The bowman grinned and vanished beyond the canopy with the bowline and in seconds they were scudding across the lively white crests. Ayres looked astern and saw the elderly chief petty officer in his belt and gaiters watching him from the door of his little hut. Over the widening gap of frothing water he suddenly touched his cap in salute, and for some reason which Ayres was too young to understand, he was deeply moved. Ayres returned the salute and realised that it was the first mark of respect the old CPO had offered him.
That was something else you had to get used to.
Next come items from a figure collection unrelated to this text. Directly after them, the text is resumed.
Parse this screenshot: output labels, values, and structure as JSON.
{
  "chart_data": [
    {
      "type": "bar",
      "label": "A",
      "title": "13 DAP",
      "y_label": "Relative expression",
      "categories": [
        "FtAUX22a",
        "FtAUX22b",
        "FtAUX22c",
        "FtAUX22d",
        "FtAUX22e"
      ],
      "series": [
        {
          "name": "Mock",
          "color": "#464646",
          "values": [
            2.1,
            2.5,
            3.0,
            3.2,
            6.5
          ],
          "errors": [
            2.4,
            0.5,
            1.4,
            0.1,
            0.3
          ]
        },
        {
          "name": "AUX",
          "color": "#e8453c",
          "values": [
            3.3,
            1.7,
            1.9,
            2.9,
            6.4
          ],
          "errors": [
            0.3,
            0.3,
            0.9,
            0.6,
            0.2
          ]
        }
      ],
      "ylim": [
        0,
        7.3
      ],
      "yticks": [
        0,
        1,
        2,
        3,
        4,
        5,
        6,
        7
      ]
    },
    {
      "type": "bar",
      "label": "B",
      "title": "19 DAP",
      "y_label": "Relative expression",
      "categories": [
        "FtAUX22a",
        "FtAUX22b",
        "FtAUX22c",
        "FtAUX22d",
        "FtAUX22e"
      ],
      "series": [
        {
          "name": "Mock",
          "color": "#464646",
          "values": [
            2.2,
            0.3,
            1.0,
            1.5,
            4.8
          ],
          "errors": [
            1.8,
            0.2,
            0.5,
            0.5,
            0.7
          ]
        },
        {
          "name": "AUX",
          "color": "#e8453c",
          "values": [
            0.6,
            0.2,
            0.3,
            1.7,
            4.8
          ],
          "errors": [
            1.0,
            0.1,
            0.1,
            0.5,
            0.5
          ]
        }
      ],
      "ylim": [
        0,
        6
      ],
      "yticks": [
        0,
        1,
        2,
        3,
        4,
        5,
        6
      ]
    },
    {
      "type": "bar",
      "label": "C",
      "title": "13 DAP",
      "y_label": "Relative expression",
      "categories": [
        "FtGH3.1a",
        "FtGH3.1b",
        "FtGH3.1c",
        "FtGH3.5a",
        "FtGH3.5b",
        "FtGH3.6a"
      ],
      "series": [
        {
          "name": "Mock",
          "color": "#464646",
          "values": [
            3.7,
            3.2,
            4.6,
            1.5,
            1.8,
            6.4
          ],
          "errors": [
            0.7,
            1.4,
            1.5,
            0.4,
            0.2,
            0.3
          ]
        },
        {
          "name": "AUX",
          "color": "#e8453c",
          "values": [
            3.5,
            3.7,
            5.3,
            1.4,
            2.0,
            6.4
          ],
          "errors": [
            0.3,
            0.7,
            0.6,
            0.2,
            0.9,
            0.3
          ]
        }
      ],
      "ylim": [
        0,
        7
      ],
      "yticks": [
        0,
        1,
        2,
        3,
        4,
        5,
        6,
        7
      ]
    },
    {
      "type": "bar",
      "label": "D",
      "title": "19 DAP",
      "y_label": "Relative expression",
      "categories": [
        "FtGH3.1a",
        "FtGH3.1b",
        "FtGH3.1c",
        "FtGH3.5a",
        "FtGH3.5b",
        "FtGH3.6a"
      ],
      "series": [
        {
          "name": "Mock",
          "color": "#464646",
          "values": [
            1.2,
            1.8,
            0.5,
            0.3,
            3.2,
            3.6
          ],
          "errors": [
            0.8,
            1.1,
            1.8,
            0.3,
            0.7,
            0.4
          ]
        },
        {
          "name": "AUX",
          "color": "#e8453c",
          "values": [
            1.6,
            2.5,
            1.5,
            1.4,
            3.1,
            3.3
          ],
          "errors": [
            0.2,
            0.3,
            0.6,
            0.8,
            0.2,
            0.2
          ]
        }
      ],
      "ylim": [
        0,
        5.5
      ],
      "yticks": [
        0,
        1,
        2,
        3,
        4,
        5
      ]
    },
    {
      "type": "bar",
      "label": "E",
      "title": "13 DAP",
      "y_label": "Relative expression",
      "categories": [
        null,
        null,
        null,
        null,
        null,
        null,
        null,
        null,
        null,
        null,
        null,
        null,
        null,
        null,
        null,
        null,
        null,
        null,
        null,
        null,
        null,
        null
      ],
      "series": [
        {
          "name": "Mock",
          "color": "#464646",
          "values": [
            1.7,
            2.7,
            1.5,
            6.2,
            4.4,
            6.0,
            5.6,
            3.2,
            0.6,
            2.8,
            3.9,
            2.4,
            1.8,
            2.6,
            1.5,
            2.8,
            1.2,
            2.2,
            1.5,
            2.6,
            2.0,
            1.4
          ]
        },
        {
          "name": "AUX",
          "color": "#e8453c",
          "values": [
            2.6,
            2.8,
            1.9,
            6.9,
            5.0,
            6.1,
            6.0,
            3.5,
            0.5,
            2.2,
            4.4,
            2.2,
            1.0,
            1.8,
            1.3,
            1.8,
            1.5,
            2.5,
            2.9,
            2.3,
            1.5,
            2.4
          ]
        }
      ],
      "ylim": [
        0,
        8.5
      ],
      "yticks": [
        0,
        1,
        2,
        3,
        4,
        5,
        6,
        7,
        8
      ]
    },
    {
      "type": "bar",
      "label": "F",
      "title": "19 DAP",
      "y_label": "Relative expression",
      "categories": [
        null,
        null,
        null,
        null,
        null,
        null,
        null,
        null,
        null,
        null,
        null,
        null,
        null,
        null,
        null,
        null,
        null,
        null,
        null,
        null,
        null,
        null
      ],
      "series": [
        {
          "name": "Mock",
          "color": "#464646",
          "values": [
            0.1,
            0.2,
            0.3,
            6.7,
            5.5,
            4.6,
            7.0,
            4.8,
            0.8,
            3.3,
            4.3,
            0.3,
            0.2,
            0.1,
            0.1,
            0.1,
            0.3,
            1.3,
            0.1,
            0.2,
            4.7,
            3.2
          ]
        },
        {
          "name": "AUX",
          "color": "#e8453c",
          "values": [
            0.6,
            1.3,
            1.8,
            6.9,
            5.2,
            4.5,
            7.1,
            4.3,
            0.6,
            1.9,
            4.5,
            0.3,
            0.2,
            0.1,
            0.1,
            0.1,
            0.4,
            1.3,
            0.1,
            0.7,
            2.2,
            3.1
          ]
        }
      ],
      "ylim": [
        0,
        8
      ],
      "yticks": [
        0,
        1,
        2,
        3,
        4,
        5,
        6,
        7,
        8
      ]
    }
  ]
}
The sailors who went out of their way to throw up a salute, especially if you had your hands or arms full of things, and the others who would enter a shop if necessary to avoid it.
The coxswain studied him warily. “First time in destroyers, sir?”
Ayres shaded his eyes to stare at the impressive spread of the Forth Bridge which dwarfed all the ships which lay near it, or passed beneath the great span of angled iron which linked up with Queensferry in the south. If ever a single achievement proclaimed how man had tamed this part of Scotland, this bridge must be it.
The Germans had tried to destroy it, without success; in fact it was the first target on the British mainland to be bombed by the unstoppable Luftwaffe. There had been indignation and anger at the ease with which it had been done. Ayres doubted if anyone would even comment if it happened today. Too many battles lost, too many men and ships gone forever.
He started as he realised what the coxswain had asked. “In destroyers, yes.”
The coxswain nodded, and when Ayres looked away he winked to his bowman. Green as grass. Just like all the others.